Le tribunal administratif s’est penché mercredi sur un recours déposé par une trentaine de victimes des attentats du 13 novembre 2015, concernant des « défaillances » de l’État, notamment sur la détection des jihadistes et l’intervention des soldats Sentinelle au Bataclan.
« Le 13-Novembre n’était pas une fatalité », a affirmé d’emblée Me Samia Maktouf, avocate de victimes et familles des victimes des attentats qui ont fait au total 130 morts et des centaines de blessés.

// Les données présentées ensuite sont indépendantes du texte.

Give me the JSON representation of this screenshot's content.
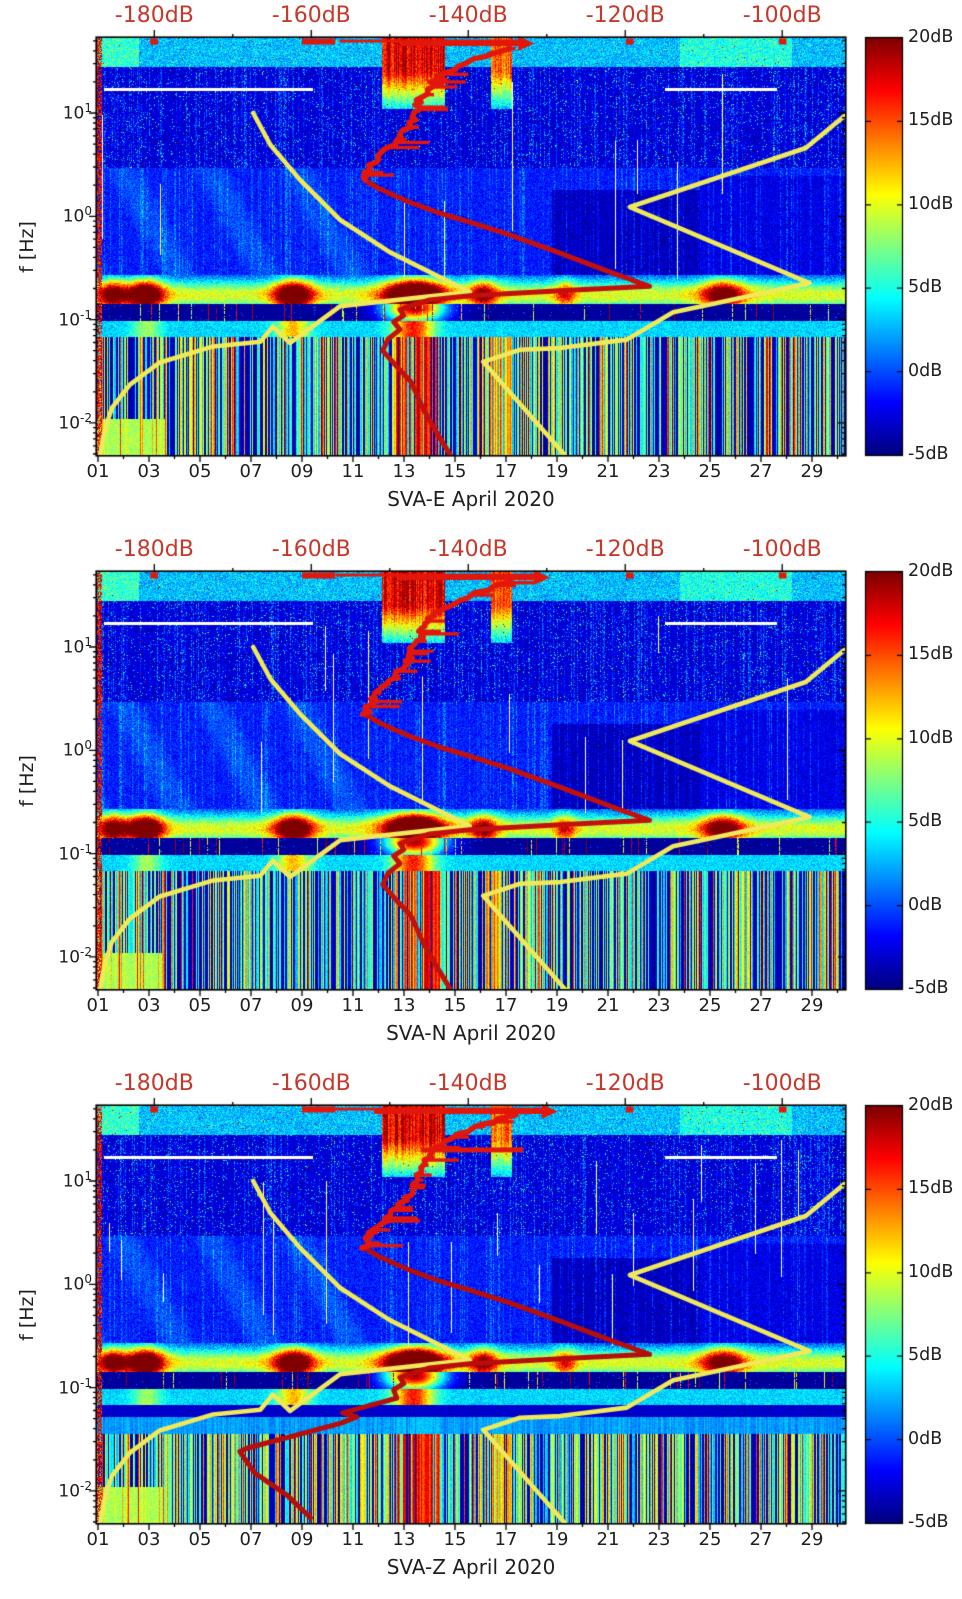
{
  "colors": {
    "background": "#ffffff",
    "axis_text": "#1f1f1f",
    "top_tick_label": "#c5392b",
    "red_curve_bright": "#e2170c",
    "red_curve_mid": "#c4100d",
    "red_curve_dark": "#b70d0b",
    "yellow_curve": "#f0e95a",
    "frame": "#000000"
  },
  "axes": {
    "top": {
      "tick_labels": [
        "-180dB",
        "-160dB",
        "-140dB",
        "-120dB",
        "-100dB"
      ],
      "tick_values_db": [
        -180,
        -160,
        -140,
        -120,
        -100
      ],
      "range_db": [
        -187.3,
        -92.0
      ],
      "minor_step_db": 10
    },
    "left": {
      "label": "f [Hz]",
      "tick_labels": [
        {
          "base": "10",
          "exp": "1"
        },
        {
          "base": "10",
          "exp": "0"
        },
        {
          "base": "10",
          "exp": "-1"
        },
        {
          "base": "10",
          "exp": "-2"
        }
      ],
      "tick_values_hz": [
        10,
        1,
        0.1,
        0.01
      ],
      "scale": "log",
      "range_hz": [
        0.0049,
        53
      ]
    },
    "bottom": {
      "tick_labels": [
        "01",
        "03",
        "05",
        "07",
        "09",
        "11",
        "13",
        "15",
        "17",
        "19",
        "21",
        "23",
        "25",
        "27",
        "29"
      ],
      "tick_values_day": [
        1,
        3,
        5,
        7,
        9,
        11,
        13,
        15,
        17,
        19,
        21,
        23,
        25,
        27,
        29
      ],
      "minor_step_days": 1,
      "range_days": [
        0.96,
        30.3
      ]
    }
  },
  "colorbar": {
    "tick_labels": [
      "20dB",
      "15dB",
      "10dB",
      "5dB",
      "0dB",
      "-5dB"
    ],
    "tick_values_db": [
      20,
      15,
      10,
      5,
      0,
      -5
    ],
    "range_db": [
      -5,
      20
    ],
    "colormap": "jet"
  },
  "panels": [
    {
      "id": "sva-e",
      "xlabel": "SVA-E April 2020"
    },
    {
      "id": "sva-n",
      "xlabel": "SVA-N April 2020"
    },
    {
      "id": "sva-z",
      "xlabel": "SVA-Z April 2020"
    }
  ],
  "chart_data": {
    "type": "heatmap",
    "panels": [
      {
        "station": "SVA",
        "component": "E",
        "xlabel": "SVA-E April 2020"
      },
      {
        "station": "SVA",
        "component": "N",
        "xlabel": "SVA-N April 2020"
      },
      {
        "station": "SVA",
        "component": "Z",
        "xlabel": "SVA-Z April 2020"
      }
    ],
    "x_axis": {
      "unit": "day of April 2020",
      "range_days": [
        0.96,
        30.3
      ]
    },
    "y_axis": {
      "label": "f [Hz]",
      "scale": "log",
      "range_hz": [
        0.0049,
        53
      ]
    },
    "color_axis": {
      "unit": "dB",
      "range_db": [
        -5,
        20
      ],
      "colormap": "jet"
    },
    "top_axis": {
      "unit": "dB",
      "ticks_db": [
        -180,
        -160,
        -140,
        -120,
        -100
      ],
      "range_db": [
        -187.3,
        -92.0
      ],
      "purpose": "scale for overlay PSD curves"
    },
    "overlay_curves": [
      {
        "id": "red-psd-curve",
        "color_key": "red_curve_bright",
        "axis": "top_db",
        "applies_to": [
          "SVA-E",
          "SVA-N",
          "SVA-Z"
        ],
        "jagged_above_hz": 3,
        "arrow_at_top": true,
        "points_db_hz": [
          [
            -142.3,
            0.0049
          ],
          [
            -144.0,
            0.008
          ],
          [
            -145.8,
            0.014
          ],
          [
            -147.3,
            0.025
          ],
          [
            -149.1,
            0.035
          ],
          [
            -150.9,
            0.05
          ],
          [
            -150.2,
            0.065
          ],
          [
            -148.7,
            0.08
          ],
          [
            -149.5,
            0.095
          ],
          [
            -148.2,
            0.11
          ],
          [
            -148.7,
            0.125
          ],
          [
            -146.8,
            0.14
          ],
          [
            -144.9,
            0.155
          ],
          [
            -139.8,
            0.17
          ],
          [
            -128.3,
            0.19
          ],
          [
            -116.9,
            0.21
          ],
          [
            -122.0,
            0.29
          ],
          [
            -128.3,
            0.44
          ],
          [
            -134.7,
            0.66
          ],
          [
            -139.8,
            0.88
          ],
          [
            -143.6,
            1.07
          ],
          [
            -146.8,
            1.31
          ],
          [
            -149.3,
            1.57
          ],
          [
            -151.5,
            1.88
          ],
          [
            -153.2,
            2.24
          ],
          [
            -152.5,
            3.14
          ],
          [
            -150.6,
            4.38
          ],
          [
            -149.3,
            5.5
          ],
          [
            -148.0,
            6.9
          ],
          [
            -147.4,
            8.6
          ],
          [
            -146.8,
            10.8
          ],
          [
            -146.2,
            13.4
          ],
          [
            -145.5,
            16.9
          ],
          [
            -144.3,
            21.1
          ],
          [
            -142.3,
            26.6
          ],
          [
            -139.8,
            31.8
          ],
          [
            -137.2,
            37.4
          ],
          [
            -135.3,
            41.9
          ],
          [
            -133.6,
            45.5
          ]
        ]
      },
      {
        "id": "red-psd-low-freq-override-sva-z",
        "color_key": "red_curve_dark",
        "axis": "top_db",
        "applies_to": [
          "SVA-Z"
        ],
        "points_db_hz": [
          [
            -160.1,
            0.0055
          ],
          [
            -163.1,
            0.0091
          ],
          [
            -167.2,
            0.0149
          ],
          [
            -169.1,
            0.024
          ],
          [
            -168.1,
            0.026
          ],
          [
            -156.3,
            0.045
          ],
          [
            -154.2,
            0.052
          ],
          [
            -156.0,
            0.057
          ],
          [
            -149.1,
            0.079
          ]
        ]
      },
      {
        "id": "yellow-noise-model-low",
        "color_key": "yellow_curve",
        "axis": "top_db",
        "applies_to": [
          "SVA-E",
          "SVA-N",
          "SVA-Z"
        ],
        "points_db_hz": [
          [
            -186.9,
            0.0049
          ],
          [
            -186.3,
            0.0086
          ],
          [
            -185.4,
            0.014
          ],
          [
            -183.1,
            0.0235
          ],
          [
            -179.3,
            0.0385
          ],
          [
            -172.5,
            0.055
          ],
          [
            -166.5,
            0.061
          ],
          [
            -164.9,
            0.0855
          ],
          [
            -162.7,
            0.0594
          ],
          [
            -156.3,
            0.135
          ],
          [
            -139.8,
            0.185
          ],
          [
            -150.0,
            0.45
          ],
          [
            -156.3,
            0.92
          ],
          [
            -161.4,
            2.24
          ],
          [
            -165.2,
            4.9
          ],
          [
            -167.4,
            10.0
          ]
        ]
      },
      {
        "id": "yellow-noise-model-high",
        "color_key": "yellow_curve",
        "axis": "top_db",
        "applies_to": [
          "SVA-E",
          "SVA-N",
          "SVA-Z"
        ],
        "points_db_hz": [
          [
            -127.7,
            0.0049
          ],
          [
            -138.1,
            0.039
          ],
          [
            -133.4,
            0.051
          ],
          [
            -128.3,
            0.053
          ],
          [
            -119.8,
            0.064
          ],
          [
            -113.9,
            0.118
          ],
          [
            -108.3,
            0.145
          ],
          [
            -96.5,
            0.226
          ],
          [
            -119.4,
            1.23
          ],
          [
            -97.0,
            4.58
          ],
          [
            -91.6,
            10.0
          ]
        ]
      }
    ],
    "red_top_bars_db": [
      [
        -148.5,
        -133.5
      ],
      [
        -149.0,
        -131.5
      ],
      [
        -152.0,
        -130.5
      ]
    ],
    "red_top_clip_marks_days": [
      [
        3.05,
        3.35
      ],
      [
        9.0,
        10.3
      ],
      [
        21.7,
        22.0
      ],
      [
        27.7,
        28.0
      ]
    ],
    "sva_z_red_barb": {
      "f_hz": 20,
      "db_range": [
        -146,
        -133
      ]
    },
    "spectrogram_features": {
      "microseism_band_hz": [
        0.142,
        0.272
      ],
      "microseism_ridge_hz": 0.175,
      "microseism_base_db": 10,
      "event_blobs": [
        {
          "day": 1.55,
          "amp_db": 14,
          "sd_days": 0.4
        },
        {
          "day": 2.85,
          "amp_db": 19,
          "sd_days": 0.5
        },
        {
          "day": 8.65,
          "amp_db": 18,
          "sd_days": 0.55
        },
        {
          "day": 13.4,
          "amp_db": 26,
          "sd_days": 0.8
        },
        {
          "day": 16.1,
          "amp_db": 12,
          "sd_days": 0.4
        },
        {
          "day": 19.3,
          "amp_db": 8,
          "sd_days": 0.3
        },
        {
          "day": 25.5,
          "amp_db": 15,
          "sd_days": 0.6
        }
      ],
      "quiet_band_hz": [
        0.098,
        0.142
      ],
      "quiet_band_db": -4.3,
      "cyan_band_hz": [
        0.068,
        0.098
      ],
      "cyan_band_db": 3.4,
      "striped_region_below_hz": 0.068,
      "orange_stripe_days": [
        [
          12.6,
          14.4
        ],
        [
          16.0,
          17.2
        ]
      ],
      "high_freq_orange_column_days": [
        [
          12.1,
          14.6
        ],
        [
          16.4,
          17.2
        ]
      ],
      "bright_high_freq_days": [
        [
          1.0,
          2.6
        ],
        [
          23.8,
          28.2
        ]
      ],
      "dark_patch": {
        "days": [
          18.8,
          24.6
        ],
        "below_hz": 1.8
      },
      "white_line": {
        "f_hz": 17,
        "day_ranges": [
          [
            1.2,
            9.4
          ],
          [
            23.2,
            27.6
          ]
        ]
      },
      "left_edge_hot_column": true,
      "sva_z_horizontal_bands": {
        "light_hz": [
          0.036,
          0.052
        ],
        "dark_hz": [
          0.052,
          0.068
        ]
      },
      "bottom_left_green_patch": {
        "days": [
          1.0,
          3.6
        ],
        "below_hz": 0.011
      }
    }
  }
}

Elle a évoqué tour à tour le travail de renseignement mené par les services français, les nombreuses fiches S (pour sûreté de l’État) établies à l’égard des assaillants des attaques sanglantes : « tout était connu, le degré de dangerosité était perçu », l’État n’ayant pas, selon elle, « tiré les conséquences des attentats précédents », comme ceux perpétrés par Mohamed Merah en 2012 qui avaient fait sept morts.
Me Maktouf a énuméré les « dysfonctionnements liés au défaut de surveillance et de vigilance des services de sécurité de l’État français », et la circulation des jihadistes au sein de l’espace Schengen. « J’ai regretté que le ministère de l’Intérieur s’exonère de toute faute en en appelant à la taqiya, technique de dissimulation effectivement prônée par les groupes jihadistes ». Enfin, elle a reproché la non-intervention des soldats de l’opération Sentinelle, qui ont reçu « instruction de ne pas pénétrer dans une salle où une scène de guerre se déroulait ».
La loi respectée
La représentante du ministère de l’Intérieur a, elle, estimé qu’il s’agissait d’une « confusion » : « Il y a des lois. Le militaire ne peut pas intervenir sur le sol français pour des actes de maintien de l’ordre, il n’est autorisé qu’à faire des opérations de surveillance. Comment pourrait-il y avoir une faute d’avoir respecté la loi ? » Pour le rapporteur public, il s’agissait de savoir s’il y avait « une perte de chance d’échapper aux attentats due à une faute de l’État ».
Ce dernier a considéré qu’il n’y avait pas eu faute, ni sur la non-intervention du GIGN ou des soldats Sentinelle, « notamment en raison des problèmes de coordination », ni sur un défaut de contrôle des frontières, ni sur un « ciblage » raté concernant les menaces qui pesaient sur le Bataclan. Depuis trois ans, certaines victimes et familles de victimes s’indignent que des militaires de Sentinelle, une force créée après les attentats de janvier 2015, présents près de la salle où 90 personnes ont été tuées, n’aient pas eu le droit d’intervenir. Une plainte au pénal a d’ailleurs été déposée le 8 juin pour « non-assistance à personne en péril ». Le tribunal administratif rendra sa décision le 18 juillet.